Из многоцветья различных нитей историко-философского ковра сплелась философия Шопенгауэра, и из разнородных элементов возникло весьма связное целое. Его звеньями стали романтический интуитивизм в духе позднего Шеллинга и романтиков Фридриха Шлегеля и Новалиса, крайне пессимистический взгляд на окружающую действительность как на мрачную «юдоль плача и воздыханий» (формула Шопенгауэра: «наш мир — наихудший из всех возможных миров») и своеобразная теория бытия, проникнутая некоторой раздвоенностью, тяготеющей к мировоззренческому дуализму. Здесь сыграли свою роль рассуждения Фихте о том, что мировой субъект, Я, действует и зовет к действию всех людей. Сыграло свою роль и учение о слепом волнении «безосновного начала (Ungrund)», о чем шла речь в работах Шеллинга о сущности человеческой свободы и в философии Джордано Бруно. Близкий образ божественного первоначала был и у пантеиста Я. Бёме. Это первоначало оказалось у него, между прочим, причастным и к злу, совершающемуся в мире.
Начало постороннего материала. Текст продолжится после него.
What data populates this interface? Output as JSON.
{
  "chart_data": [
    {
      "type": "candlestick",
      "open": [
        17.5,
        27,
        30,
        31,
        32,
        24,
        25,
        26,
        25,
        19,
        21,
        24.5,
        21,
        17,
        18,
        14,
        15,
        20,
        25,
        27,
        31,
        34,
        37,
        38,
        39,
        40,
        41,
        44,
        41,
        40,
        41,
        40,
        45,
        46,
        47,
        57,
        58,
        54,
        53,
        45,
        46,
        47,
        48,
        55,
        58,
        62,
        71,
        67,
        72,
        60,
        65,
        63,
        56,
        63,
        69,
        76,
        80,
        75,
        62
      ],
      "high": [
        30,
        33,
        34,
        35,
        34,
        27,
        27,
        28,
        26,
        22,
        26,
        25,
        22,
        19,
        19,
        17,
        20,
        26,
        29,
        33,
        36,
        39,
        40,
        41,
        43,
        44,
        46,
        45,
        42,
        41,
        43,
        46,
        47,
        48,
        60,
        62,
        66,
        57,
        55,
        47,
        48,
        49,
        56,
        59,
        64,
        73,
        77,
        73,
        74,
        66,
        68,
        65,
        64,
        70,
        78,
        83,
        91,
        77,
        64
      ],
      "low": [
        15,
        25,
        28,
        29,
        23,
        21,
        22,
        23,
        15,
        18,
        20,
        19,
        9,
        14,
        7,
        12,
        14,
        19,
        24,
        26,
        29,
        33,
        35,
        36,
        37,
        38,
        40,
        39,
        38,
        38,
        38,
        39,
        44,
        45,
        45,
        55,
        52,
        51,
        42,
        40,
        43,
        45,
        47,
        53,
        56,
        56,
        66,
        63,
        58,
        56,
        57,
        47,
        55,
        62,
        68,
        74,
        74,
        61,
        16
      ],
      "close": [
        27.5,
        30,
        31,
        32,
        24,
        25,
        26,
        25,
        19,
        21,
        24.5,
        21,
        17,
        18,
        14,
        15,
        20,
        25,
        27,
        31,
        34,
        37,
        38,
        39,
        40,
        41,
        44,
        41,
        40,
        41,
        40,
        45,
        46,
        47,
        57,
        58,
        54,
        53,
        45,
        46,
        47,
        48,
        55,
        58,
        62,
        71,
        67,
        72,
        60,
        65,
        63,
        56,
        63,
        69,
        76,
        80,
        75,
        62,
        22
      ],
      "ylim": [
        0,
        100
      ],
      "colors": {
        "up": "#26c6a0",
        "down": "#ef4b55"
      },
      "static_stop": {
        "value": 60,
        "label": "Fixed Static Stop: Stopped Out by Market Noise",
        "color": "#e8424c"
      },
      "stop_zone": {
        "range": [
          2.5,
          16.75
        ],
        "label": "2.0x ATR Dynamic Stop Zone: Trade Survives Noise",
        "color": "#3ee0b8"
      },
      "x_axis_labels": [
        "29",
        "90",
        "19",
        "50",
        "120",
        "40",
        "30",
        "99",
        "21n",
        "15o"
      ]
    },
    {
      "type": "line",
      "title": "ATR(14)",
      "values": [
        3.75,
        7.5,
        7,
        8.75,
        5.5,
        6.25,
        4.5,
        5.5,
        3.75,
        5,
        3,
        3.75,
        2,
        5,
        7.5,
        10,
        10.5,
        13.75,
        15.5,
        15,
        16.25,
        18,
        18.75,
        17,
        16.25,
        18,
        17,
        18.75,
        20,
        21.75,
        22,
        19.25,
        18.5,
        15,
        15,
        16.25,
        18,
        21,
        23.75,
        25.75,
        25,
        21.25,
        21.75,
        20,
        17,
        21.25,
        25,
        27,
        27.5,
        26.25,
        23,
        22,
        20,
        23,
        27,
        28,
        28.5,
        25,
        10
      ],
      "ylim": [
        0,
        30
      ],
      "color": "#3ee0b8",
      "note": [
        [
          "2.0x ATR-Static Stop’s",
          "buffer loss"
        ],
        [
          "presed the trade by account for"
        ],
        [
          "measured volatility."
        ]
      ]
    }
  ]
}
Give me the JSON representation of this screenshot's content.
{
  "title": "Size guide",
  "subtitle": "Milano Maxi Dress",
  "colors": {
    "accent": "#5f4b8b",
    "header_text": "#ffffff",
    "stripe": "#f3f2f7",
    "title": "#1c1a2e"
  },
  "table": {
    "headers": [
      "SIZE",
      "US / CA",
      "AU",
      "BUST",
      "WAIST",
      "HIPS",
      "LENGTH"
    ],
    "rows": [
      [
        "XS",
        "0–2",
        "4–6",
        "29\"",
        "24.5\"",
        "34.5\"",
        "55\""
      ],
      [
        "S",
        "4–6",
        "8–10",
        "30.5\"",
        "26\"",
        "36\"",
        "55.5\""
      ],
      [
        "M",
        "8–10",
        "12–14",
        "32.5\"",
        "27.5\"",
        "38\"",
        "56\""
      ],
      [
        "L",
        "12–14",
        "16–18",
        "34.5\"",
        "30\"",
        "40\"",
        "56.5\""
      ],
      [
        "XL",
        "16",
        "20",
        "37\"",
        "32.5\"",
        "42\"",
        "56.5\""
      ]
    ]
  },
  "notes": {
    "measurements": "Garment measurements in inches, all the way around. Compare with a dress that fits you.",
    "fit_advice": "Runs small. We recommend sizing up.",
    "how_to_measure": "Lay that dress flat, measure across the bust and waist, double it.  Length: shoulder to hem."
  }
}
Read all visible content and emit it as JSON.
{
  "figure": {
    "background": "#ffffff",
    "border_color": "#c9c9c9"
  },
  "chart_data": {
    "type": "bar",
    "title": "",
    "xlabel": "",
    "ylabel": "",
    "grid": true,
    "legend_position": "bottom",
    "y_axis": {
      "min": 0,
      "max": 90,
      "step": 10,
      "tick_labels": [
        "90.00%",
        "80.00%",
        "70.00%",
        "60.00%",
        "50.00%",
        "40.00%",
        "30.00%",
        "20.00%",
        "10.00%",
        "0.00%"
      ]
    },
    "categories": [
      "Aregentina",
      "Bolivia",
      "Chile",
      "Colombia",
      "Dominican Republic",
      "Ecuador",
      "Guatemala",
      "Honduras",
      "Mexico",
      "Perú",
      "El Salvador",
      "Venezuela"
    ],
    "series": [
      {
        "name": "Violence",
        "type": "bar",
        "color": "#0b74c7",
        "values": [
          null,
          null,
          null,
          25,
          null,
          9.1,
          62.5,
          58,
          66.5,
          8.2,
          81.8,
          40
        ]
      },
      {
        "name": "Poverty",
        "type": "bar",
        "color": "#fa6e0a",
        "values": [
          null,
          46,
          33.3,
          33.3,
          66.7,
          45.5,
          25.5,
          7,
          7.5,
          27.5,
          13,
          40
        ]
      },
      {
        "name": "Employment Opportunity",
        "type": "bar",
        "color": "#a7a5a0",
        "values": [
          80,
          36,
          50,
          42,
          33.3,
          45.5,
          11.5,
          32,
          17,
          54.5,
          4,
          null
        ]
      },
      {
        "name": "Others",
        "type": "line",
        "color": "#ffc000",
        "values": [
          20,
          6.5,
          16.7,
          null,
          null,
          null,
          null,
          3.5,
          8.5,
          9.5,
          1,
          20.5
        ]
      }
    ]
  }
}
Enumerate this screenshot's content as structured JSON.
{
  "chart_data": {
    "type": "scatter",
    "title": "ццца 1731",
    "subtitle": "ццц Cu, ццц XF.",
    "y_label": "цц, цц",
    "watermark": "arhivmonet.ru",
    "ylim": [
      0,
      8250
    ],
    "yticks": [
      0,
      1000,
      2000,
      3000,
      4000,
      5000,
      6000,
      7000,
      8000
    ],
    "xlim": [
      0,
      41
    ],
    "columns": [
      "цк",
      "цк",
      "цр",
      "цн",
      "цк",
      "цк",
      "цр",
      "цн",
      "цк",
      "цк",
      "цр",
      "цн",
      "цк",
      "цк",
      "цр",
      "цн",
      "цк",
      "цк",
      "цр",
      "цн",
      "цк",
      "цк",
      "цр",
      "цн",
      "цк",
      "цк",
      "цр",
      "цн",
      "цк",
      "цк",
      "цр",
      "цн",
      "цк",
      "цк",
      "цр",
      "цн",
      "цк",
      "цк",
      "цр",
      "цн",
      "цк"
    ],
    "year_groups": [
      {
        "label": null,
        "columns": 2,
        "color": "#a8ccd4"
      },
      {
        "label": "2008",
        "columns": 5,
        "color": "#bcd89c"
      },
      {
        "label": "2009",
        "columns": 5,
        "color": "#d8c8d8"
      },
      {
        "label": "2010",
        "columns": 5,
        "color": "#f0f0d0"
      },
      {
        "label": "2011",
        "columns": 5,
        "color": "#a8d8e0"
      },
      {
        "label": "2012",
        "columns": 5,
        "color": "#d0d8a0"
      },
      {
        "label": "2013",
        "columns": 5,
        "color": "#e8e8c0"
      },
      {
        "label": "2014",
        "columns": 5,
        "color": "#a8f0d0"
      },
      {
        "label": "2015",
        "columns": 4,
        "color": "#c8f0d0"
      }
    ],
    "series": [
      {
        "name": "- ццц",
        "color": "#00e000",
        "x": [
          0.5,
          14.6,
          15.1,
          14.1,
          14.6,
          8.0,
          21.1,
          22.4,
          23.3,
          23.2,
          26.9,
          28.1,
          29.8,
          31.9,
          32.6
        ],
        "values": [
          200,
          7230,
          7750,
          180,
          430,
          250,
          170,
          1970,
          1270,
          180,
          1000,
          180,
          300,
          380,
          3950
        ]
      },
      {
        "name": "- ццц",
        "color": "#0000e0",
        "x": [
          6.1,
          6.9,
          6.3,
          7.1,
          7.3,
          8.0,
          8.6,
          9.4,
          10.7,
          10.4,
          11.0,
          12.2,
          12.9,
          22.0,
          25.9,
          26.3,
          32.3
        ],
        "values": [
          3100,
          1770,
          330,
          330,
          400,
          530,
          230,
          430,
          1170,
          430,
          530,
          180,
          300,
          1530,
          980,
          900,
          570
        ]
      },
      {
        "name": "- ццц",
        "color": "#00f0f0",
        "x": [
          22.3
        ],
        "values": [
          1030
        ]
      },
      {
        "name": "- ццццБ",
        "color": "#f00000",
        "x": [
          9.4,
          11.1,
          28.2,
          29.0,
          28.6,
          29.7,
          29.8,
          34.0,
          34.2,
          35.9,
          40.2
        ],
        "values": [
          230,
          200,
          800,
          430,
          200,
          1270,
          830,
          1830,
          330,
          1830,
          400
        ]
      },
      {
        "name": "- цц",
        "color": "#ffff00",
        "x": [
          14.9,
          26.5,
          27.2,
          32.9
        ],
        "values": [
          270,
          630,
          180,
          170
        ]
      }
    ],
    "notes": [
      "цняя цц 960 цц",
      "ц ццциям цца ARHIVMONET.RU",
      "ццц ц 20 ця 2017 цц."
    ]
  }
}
Но главную роль в становлении шопенгауэровской системы сыграли воздействия со стороны трех философских традиций — кантовской, платоновской и древнеиндийской брахманистской и буддистской.
В письме К. Розенкранцу от 24 августа 1837 г. Шопенгауэр сообщает, что углубленно размышлять над уроками теории познания и этики Канта он начал с 24-летнего возраста[1]. Неоднократно он называет себя последним подлинным кантианцем. Очевидно, что он действительно способствовал укреплению философского движения «Назад к Канту», которое началось в Германии в 1865 г., но подлинным кантианцем на деле сам он отнюдь не стал; Шопенгауэр отказался от материалистического варианта значения «вещи в себе» в теории познания Канта, а агностическое ее значение (как границы познания) ослабил, и, кроме того, он существенно сблизил чувственность и рассудок, утверждая их бессознательное иррациональное единство. Разуму Шопенгауэр придал собственно рассудочные функции, отбросив его антиномичность, внутреннюю противоречивость, утверждавшуюся Кантом. Из числа признававшихся Кантом категорий Шопенгауэр принял только одну «причинность», фактически отнеся, впрочем, к разряду категорий также «пространство» и «время», что довольно естественно вытекало из того обстоя-, тельства, что он слил чувственную и рассудочную деятельность воедино. В этике Шопенгауэр превратил примат практического разума в авторитарность предшествующего всякому разуму интуитивно-волевого начала,
Учение Платона о вечных и неизменных идеях Шопенгауэр применил при построении своей эстетики как теории происхождения и объяснения значения искусства. Эти идеи образовали в его системе целый промежуточный мир, своего рода посредствующее звено между мирами сущности и явлений.